Petey draws my attention to this example of the Bush administration appearing to do something clever in the Horn of Africa by arranging for the safe passage of Sheik Sharif Ahmed formerly of the Islamic Courts Union to Kenya and encouraging the Transitional Federal Government in Somalia to work with him. Ahmed was one of the more moderate figures inside the ICU but also a very high-ranking official with perhaps a large following among the ICU rank-and-file. Clearly, I think, the Bush administration’s instincts are correct here. The question is whether it will work.
Frankly, I’m pessimistic. And also frankly, my pessimism is based almost entirely on the Iraq fiasco which seems to me to indicate that there are real limits to this kind of cleverness. The TFG leadership, presumably, doesn’t want to give substantial power to Ahmed. And the United States has no real leverage over the TFG. Like al-Maliki government in Iraq, Bush has committed himself to TFG victory — anything less would be a win for the terrorists — we’re not going to pull our support just because they won’t compromise with Ahmed. What’s more, any deal Ahmed may or may not cut stands at least as good a chance of reducing his credibility (he’d be selling out to foreign invaders and corrupt warlords) as it does of enhancing the TFG’s credibility.
Noting the ideological diversity of the ICU, we can also sketch out a very pessimistic scenario here. Already, Somalia is starting to “former Islamist fighters, who are suspected of being the backbone of Somalia’s growing insurgency” fighting against the Ethiopians and the TFG. The Ethiopians say they want to withdraw soon since Ethiopia isn’t the USA and actually can’t afford a prolonged occupation of a foreign country.
A few years from now, in short, the ICU or its lineal descendants may be back running Somalia again, except they’ll have had their moderate elements purged. The movement will be shorn-down to its hardest core of committed fighters who’ll then be further hardened and radicalized by fighting the Ethiopian occupiers. And we’ll wind up having delayed an Islamist takeover of Somalia by a few years in exchange for making the new regime much harder to deal with — the United States, after all, will have clearly cast itself as an enemy — than it need have been.

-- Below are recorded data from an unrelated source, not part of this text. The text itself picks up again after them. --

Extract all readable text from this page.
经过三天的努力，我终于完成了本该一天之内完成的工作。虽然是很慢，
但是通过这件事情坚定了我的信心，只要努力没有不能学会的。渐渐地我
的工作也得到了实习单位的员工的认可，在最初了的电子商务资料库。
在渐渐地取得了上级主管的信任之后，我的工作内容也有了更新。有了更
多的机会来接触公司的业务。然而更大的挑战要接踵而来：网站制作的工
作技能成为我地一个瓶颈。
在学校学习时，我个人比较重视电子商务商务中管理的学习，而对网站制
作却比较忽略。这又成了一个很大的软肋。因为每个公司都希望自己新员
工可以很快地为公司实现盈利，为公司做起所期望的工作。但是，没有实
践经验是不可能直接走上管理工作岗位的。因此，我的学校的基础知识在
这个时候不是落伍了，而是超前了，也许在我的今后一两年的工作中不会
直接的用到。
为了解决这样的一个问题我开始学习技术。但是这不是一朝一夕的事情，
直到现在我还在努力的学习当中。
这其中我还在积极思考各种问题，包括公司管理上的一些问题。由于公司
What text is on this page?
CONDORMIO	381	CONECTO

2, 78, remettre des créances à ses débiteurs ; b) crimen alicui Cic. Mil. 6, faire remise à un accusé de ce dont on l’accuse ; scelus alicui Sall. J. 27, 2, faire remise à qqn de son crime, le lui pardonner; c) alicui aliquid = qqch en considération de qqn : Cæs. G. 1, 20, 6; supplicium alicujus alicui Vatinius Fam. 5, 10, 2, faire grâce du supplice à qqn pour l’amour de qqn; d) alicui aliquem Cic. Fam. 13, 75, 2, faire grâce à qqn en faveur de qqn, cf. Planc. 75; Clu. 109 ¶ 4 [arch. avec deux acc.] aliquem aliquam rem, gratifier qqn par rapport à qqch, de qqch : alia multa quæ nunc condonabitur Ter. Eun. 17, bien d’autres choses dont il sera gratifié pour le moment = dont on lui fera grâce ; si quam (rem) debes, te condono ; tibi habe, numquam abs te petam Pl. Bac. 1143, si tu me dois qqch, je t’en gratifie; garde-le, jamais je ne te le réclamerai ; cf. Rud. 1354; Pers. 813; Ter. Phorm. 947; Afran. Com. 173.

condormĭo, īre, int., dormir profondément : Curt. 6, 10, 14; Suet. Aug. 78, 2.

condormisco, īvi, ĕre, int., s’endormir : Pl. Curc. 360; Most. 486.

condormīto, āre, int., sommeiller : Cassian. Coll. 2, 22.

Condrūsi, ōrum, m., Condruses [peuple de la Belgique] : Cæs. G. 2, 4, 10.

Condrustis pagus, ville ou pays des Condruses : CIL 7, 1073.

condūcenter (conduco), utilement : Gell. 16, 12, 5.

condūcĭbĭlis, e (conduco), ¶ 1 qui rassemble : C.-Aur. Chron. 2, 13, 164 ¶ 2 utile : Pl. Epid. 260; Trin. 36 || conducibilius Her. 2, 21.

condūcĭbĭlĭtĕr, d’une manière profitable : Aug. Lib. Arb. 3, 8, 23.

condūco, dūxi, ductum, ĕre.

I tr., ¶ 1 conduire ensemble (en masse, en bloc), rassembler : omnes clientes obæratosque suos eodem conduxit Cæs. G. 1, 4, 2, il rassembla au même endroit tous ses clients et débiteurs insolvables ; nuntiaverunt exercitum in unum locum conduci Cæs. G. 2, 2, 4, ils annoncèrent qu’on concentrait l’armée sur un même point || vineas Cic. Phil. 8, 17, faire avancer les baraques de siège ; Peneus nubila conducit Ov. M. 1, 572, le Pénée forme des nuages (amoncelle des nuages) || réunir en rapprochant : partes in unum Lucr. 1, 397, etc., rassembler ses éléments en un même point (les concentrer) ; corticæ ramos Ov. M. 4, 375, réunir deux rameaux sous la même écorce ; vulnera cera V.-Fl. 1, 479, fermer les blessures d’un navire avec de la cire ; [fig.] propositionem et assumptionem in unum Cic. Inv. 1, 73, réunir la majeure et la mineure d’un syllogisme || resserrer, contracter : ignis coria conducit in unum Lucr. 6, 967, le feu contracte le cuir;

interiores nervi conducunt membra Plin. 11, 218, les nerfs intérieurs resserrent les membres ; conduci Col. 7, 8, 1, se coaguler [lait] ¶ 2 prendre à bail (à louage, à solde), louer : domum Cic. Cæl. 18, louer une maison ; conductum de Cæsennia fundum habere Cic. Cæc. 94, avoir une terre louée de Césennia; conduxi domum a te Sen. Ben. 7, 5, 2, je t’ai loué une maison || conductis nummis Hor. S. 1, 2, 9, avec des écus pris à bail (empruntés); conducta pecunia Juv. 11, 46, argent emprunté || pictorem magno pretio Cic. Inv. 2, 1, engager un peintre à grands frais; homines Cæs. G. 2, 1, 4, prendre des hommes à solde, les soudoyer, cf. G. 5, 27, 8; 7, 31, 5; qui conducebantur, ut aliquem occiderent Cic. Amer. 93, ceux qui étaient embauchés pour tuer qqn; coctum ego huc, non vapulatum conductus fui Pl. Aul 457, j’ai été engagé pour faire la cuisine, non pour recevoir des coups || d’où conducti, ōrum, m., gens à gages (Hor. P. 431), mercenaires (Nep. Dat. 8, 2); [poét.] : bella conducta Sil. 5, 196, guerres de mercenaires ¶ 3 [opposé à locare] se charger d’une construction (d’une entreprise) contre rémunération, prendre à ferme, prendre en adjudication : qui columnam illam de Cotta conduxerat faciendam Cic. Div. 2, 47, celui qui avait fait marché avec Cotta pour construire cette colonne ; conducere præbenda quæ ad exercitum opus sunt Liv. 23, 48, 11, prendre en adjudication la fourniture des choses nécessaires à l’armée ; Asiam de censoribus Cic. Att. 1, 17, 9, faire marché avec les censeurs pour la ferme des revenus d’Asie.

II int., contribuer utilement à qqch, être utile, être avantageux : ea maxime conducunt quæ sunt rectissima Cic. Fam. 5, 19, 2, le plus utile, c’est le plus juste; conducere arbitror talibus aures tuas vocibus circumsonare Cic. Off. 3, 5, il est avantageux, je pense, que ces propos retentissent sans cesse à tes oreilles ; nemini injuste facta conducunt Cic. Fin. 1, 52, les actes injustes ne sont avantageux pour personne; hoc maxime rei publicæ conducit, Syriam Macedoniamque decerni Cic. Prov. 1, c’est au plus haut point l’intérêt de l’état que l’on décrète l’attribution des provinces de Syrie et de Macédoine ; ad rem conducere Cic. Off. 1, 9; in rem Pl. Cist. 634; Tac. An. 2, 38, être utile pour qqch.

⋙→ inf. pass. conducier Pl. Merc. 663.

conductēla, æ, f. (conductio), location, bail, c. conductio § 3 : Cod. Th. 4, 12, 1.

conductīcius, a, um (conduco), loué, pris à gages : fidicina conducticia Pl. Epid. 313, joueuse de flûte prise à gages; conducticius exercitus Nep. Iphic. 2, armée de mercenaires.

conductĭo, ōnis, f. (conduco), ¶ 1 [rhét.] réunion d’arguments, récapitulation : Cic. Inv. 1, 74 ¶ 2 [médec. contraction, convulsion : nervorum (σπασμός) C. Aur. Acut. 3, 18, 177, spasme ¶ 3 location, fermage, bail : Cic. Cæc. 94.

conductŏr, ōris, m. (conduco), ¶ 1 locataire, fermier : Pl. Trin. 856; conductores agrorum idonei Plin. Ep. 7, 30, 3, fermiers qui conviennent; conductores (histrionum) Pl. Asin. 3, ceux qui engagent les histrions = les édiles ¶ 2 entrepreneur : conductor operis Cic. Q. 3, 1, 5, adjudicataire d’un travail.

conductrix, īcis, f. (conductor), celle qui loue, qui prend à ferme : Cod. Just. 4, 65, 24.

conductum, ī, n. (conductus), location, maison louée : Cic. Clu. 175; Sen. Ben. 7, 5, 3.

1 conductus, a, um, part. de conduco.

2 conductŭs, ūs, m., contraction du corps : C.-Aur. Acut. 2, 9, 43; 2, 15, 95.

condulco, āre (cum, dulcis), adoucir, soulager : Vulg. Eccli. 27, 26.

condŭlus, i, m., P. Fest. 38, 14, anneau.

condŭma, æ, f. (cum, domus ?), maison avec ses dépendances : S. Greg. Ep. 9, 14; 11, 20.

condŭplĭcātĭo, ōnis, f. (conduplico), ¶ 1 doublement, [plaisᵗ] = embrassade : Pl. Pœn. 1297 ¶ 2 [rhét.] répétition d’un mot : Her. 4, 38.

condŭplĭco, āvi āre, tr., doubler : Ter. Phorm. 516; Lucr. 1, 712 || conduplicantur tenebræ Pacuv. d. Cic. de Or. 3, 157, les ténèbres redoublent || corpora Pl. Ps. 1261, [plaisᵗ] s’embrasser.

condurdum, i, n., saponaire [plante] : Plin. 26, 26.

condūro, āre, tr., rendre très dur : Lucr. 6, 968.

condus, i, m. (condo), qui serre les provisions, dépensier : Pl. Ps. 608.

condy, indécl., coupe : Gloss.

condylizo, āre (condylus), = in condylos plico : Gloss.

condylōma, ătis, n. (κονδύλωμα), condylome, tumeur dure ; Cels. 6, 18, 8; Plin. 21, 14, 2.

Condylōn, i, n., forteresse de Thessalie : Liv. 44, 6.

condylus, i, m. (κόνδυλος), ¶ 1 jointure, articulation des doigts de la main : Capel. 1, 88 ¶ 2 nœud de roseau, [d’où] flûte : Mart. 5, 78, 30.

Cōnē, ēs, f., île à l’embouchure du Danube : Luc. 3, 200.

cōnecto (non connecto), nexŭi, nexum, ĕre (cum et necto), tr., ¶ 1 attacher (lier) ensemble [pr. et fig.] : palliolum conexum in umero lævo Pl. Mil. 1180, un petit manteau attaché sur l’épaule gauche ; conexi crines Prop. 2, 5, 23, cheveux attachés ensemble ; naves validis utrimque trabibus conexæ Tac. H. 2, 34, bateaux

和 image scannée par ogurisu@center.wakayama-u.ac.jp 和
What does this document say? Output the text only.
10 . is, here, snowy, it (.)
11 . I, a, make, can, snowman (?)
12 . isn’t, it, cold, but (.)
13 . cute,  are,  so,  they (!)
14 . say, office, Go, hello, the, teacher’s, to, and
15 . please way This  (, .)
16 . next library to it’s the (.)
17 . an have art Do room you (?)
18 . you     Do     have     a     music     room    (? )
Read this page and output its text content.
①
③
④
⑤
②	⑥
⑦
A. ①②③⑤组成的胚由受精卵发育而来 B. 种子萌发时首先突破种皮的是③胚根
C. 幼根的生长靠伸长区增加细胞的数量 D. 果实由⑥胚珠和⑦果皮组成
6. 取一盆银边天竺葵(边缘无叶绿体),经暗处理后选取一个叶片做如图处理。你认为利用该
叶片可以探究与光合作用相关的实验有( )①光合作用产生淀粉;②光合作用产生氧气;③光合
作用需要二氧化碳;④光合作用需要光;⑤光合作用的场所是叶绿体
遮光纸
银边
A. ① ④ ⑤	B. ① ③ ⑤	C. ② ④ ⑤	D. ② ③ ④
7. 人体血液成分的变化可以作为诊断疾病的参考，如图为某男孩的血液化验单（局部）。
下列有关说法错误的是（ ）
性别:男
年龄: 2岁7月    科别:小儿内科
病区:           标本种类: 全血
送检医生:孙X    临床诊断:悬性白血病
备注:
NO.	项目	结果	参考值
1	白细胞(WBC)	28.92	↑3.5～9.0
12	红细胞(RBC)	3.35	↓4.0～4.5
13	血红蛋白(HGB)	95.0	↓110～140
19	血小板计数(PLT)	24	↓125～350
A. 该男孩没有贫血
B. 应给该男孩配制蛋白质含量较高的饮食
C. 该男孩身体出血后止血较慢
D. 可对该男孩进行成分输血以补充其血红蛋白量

Many other things, of course, could happen. As I say, in this instance at least the Bush administration’s instinct about how to deal with the aftermath of the situation it’s created seems smart. I hope things will work out for them they do, at least, seem to have some appreciation of the risks (I suspect different government agencies of having different attitudes toward Somalia policy). Smarter still is to not create these situations. Maybe things will work out.